Беседу я начал с малозначащих здесь вещей, навроде его имени, политических мировоззрений и длины юбки медсестры в коридоре. Первостепенное значение в первой беседе я придаю наблюдению: важно знать, насколько пациент откровенен со мной, точнее, в какой мере он собирается врать или фантазировать. Для постановки диагноза это почти никакой роли не играет, но всегда приятно убедить самого себя в своей компетенции и самому себе же поаплодировать. В некоторых случаях, впрочем, эта тактика может принести и реальную пользу, но сейчас речь не о ней.

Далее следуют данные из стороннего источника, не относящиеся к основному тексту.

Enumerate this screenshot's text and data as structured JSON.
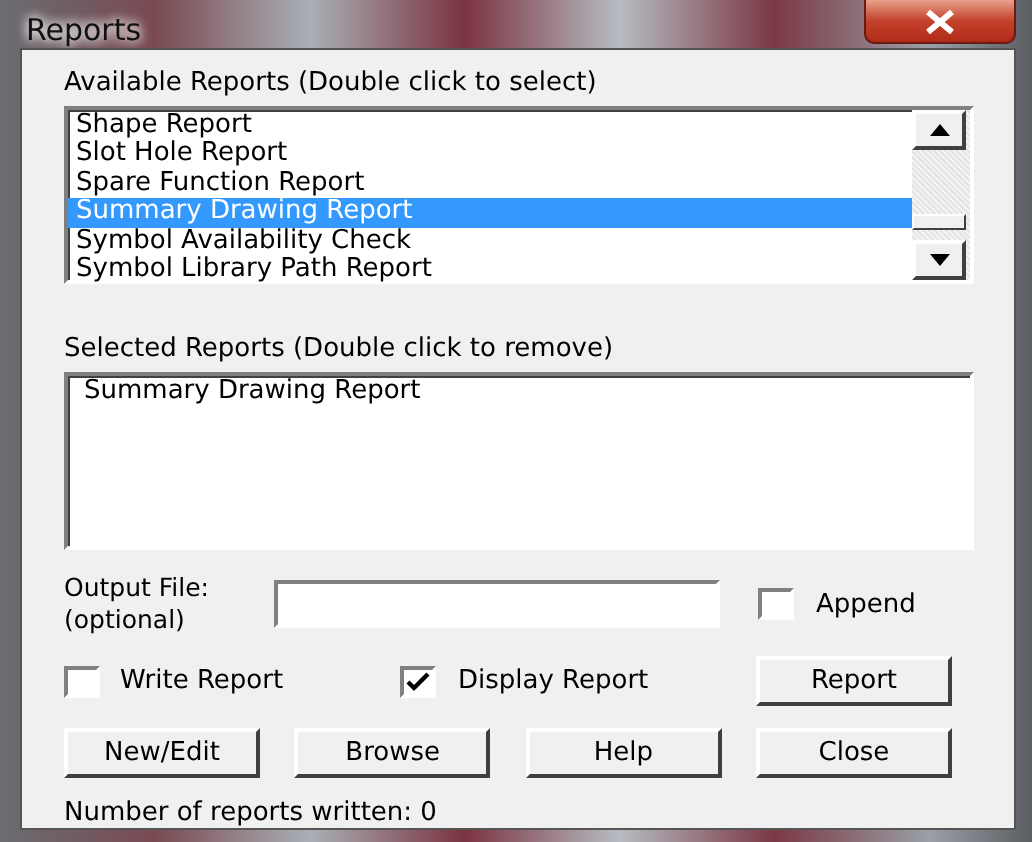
{
  "window": {
    "title": "Reports"
  },
  "available": {
    "label": "Available Reports (Double click to select)",
    "items": [
      {
        "text": "Shape Report",
        "selected": false
      },
      {
        "text": "Slot Hole Report",
        "selected": false
      },
      {
        "text": "Spare Function Report",
        "selected": false
      },
      {
        "text": "Summary Drawing Report",
        "selected": true
      },
      {
        "text": "Symbol Availability Check",
        "selected": false
      },
      {
        "text": "Symbol Library Path Report",
        "selected": false
      }
    ]
  },
  "selected_reports": {
    "label": "Selected Reports (Double click to remove)",
    "items": [
      "Summary Drawing Report"
    ]
  },
  "output_file": {
    "label_line1": "Output File:",
    "label_line2": "(optional)"
  },
  "append": {
    "label": "Append",
    "checked": false
  },
  "write_report": {
    "label": "Write Report",
    "checked": false
  },
  "display_report": {
    "label": "Display Report",
    "checked": true
  },
  "report_button": "Report",
  "buttons": [
    "New/Edit",
    "Browse",
    "Help",
    "Close"
  ],
  "status": "Number of reports written: 0"
}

Итак, выяснив, что сидящего напротив меня человека действительно зовут Герман Аше и что он обретается ныне в стенах сего учреждения именно потому, что поведал полиции об умерщвлении своей законной супруги и консервировании оной описанным выше способом, я, как водится, поинтересовался точкой зрения пациента на этот вопрос и, в частности, мотивами произошедшего. Начав говорить, Герман Аше сразу произвел на меня благоприятное впечатление манерой излагать свои мысли, а посему при пересказе вам его повести мне не придется чрезмерно потеть, подбирая нужные синонимы, ибо рассказ его был достаточно прозрачен и доступен пониманию, хотя и не лишен некоторой вязкости и порой излишней обстоятельности.
Итак, мой странный пациент, перегнувшись через стол и понизив голос до чуть хриплого шепота, поведал мне следующее:
«…Подбирать брошенную бабу стыдно, доктор… Словно бычок недокуренный да обслюнявленный с дороги. Делают это всегда украдкой, но жгучий стыд за собственную низость и недостойную слабохарактерность преследует потом часто всю жизнь. Поверьте, нет никакого благородства в том, чтобы укрыть чужой окурок со сморщенным коричневым фильтром от слякоти дороги и колес грузовика в собственном кармане. Глупость лишь и трухлявость.